How do you view the boys you know? Or, to put it another way, what is the chance that you would have a relationship with any of them? Have you ever given yourself an opportunity to fall in love. Quite often things happen on first encounters because there is no prejudgement of that person.
You can if you choose get on the cattle market. It seems to be big business these days. You have a choice from clubbing to online dating sites.
When was the last time you were invited to a party and turned up bottle in hand? Ever thought about arranging your own? Think of a theme, a location, a time, a reason and get a socialite or two to give you a hand.
Then there is targetting. That is homing in on some hapless guy. You first task is to get him to talk to you. He's flattered because you are paying an interest in him. If you find he is a complete bore you make your excuses and leave. If you are comfortable with him the next stage is to get him to listen to you. A little more difficult because we men tend to be full of ourselves. But certainly you can develop a relationship with someone who can shut up, listen and respond intelligently. Of course there are those men who will open their ears in the hope that you will open your legs
That reminds me - talk to female friends. You will probably find that they know all about men, and all the tricks to trapping, seducing and ditching. It is likely to be a mixture of lies and half truths. If you accept an offer to get hooked up, then you are desperate.

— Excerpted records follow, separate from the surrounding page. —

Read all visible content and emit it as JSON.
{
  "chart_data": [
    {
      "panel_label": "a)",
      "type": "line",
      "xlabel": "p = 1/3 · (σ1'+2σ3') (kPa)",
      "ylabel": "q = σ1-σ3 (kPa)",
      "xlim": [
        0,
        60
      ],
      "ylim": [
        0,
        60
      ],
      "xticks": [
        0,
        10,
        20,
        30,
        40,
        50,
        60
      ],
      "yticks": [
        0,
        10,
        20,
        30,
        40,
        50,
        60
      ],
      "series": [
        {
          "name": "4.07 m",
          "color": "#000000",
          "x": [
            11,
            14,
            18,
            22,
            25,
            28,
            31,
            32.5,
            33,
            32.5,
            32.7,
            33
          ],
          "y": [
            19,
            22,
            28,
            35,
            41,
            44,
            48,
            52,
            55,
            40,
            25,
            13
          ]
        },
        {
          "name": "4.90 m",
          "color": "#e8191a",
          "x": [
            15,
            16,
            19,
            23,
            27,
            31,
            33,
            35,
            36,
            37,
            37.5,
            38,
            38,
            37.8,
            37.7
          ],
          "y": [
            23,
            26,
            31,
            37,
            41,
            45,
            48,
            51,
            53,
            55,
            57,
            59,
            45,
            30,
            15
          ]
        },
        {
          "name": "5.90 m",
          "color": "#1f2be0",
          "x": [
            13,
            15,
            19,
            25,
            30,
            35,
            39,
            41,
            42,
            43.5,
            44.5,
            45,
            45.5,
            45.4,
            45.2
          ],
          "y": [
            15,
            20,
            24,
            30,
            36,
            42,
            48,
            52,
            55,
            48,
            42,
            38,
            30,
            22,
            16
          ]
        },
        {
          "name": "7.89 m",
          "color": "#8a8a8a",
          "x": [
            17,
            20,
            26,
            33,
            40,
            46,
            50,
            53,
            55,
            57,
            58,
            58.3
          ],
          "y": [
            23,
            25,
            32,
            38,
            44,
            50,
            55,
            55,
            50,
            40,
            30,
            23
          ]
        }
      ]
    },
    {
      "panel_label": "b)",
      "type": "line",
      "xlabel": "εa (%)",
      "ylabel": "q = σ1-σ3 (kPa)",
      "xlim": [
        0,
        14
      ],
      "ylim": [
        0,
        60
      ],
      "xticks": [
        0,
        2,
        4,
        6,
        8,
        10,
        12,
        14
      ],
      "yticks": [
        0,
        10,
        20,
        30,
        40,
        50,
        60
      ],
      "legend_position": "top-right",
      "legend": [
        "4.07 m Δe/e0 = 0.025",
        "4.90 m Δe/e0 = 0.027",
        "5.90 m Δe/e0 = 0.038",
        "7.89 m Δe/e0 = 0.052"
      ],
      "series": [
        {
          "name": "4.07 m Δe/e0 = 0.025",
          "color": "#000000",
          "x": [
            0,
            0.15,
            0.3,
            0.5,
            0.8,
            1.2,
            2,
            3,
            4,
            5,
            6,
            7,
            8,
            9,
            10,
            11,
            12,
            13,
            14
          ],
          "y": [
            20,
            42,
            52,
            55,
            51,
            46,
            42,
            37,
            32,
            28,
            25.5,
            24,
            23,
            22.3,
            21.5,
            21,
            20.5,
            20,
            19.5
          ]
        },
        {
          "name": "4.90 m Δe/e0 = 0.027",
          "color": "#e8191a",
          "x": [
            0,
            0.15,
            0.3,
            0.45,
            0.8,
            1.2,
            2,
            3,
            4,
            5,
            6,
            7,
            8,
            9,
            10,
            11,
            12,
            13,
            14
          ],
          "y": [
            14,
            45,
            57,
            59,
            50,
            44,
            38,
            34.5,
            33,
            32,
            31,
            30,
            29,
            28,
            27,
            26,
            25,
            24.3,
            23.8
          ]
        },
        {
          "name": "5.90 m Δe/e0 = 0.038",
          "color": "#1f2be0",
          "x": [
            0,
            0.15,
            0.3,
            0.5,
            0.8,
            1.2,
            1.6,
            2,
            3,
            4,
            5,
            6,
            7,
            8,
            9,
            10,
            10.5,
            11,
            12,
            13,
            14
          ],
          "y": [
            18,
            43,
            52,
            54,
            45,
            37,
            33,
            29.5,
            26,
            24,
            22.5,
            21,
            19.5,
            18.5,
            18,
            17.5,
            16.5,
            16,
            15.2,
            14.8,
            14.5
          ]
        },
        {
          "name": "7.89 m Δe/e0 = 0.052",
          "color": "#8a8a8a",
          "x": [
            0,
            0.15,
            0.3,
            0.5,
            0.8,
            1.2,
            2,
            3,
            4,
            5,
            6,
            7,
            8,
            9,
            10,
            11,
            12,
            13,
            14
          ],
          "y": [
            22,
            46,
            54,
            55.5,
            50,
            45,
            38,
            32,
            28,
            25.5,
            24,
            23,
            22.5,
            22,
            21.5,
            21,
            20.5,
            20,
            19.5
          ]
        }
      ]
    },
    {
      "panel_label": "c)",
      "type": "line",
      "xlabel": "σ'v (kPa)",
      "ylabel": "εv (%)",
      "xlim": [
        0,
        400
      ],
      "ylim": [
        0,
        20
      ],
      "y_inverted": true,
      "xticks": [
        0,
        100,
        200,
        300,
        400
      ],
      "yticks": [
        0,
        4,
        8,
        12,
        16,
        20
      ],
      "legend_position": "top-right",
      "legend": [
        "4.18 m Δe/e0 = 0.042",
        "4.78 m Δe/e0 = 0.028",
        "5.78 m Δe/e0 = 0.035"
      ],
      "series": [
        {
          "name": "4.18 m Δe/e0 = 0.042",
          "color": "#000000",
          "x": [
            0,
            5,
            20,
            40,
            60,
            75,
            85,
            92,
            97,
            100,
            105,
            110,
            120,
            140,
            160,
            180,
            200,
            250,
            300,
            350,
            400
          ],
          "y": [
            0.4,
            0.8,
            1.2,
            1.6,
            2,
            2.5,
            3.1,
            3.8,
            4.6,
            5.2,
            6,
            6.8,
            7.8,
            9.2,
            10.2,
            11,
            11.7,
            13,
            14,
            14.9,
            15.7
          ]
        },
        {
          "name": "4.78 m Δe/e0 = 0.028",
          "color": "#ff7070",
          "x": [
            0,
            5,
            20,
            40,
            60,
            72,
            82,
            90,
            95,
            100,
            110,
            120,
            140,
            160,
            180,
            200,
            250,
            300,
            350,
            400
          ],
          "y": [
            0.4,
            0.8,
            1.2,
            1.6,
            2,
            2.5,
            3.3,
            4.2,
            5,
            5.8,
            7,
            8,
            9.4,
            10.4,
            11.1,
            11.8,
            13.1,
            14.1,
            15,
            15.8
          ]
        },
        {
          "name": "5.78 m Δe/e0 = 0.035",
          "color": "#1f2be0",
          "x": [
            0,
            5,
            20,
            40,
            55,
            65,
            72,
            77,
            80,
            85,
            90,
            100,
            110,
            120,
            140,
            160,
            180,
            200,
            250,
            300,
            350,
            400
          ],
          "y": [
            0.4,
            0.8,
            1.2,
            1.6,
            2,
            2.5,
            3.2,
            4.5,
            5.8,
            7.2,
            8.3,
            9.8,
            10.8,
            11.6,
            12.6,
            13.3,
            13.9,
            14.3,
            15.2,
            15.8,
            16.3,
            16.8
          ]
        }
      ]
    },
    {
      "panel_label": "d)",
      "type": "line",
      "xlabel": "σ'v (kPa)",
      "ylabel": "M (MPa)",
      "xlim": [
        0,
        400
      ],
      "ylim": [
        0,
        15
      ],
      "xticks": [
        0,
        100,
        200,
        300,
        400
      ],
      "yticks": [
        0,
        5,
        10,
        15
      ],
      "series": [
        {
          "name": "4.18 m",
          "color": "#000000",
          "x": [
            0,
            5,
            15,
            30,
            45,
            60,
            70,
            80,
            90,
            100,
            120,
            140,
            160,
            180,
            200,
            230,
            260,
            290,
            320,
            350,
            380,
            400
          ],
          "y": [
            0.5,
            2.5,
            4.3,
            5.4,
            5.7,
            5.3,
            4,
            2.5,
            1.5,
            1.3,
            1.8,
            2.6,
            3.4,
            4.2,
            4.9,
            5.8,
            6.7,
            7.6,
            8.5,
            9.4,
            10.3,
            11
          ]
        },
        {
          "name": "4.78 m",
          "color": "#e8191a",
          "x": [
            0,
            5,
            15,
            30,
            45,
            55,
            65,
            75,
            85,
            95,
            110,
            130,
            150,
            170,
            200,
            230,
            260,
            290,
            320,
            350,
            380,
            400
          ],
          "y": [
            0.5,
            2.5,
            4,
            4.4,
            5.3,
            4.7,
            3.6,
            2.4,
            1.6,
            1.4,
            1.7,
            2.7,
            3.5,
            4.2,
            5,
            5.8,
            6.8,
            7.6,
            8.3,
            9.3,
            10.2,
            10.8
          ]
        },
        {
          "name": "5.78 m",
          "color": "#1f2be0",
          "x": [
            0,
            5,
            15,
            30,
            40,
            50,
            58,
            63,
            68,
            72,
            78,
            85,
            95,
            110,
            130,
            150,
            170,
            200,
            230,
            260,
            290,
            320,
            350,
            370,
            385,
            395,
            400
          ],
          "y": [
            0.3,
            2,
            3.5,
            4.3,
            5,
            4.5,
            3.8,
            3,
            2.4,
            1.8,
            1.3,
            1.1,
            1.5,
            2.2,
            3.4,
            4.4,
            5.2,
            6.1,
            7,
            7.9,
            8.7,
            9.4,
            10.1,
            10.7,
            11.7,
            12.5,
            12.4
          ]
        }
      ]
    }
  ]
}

If things are not working out as you may hope, unless you make some changes things will remain much as they have been. I would reckon that most of your friends who are now developing their relationships met when they were teenagers, and it seems that the older one gets there are fewer opportunities for chance encounters, particularly if all the eligible bachelors are spoken for.
To be the lady of a man's dreams you have to put yourself in a new situation, this might mean a change of accommodation, of work place, or where you worship, or socialise.
The final warning is be careful what you wish for. We men tend to have an over rated opinion of ourselves, and most men who get married are oft reminded they were not the answer to the maiden's prayer.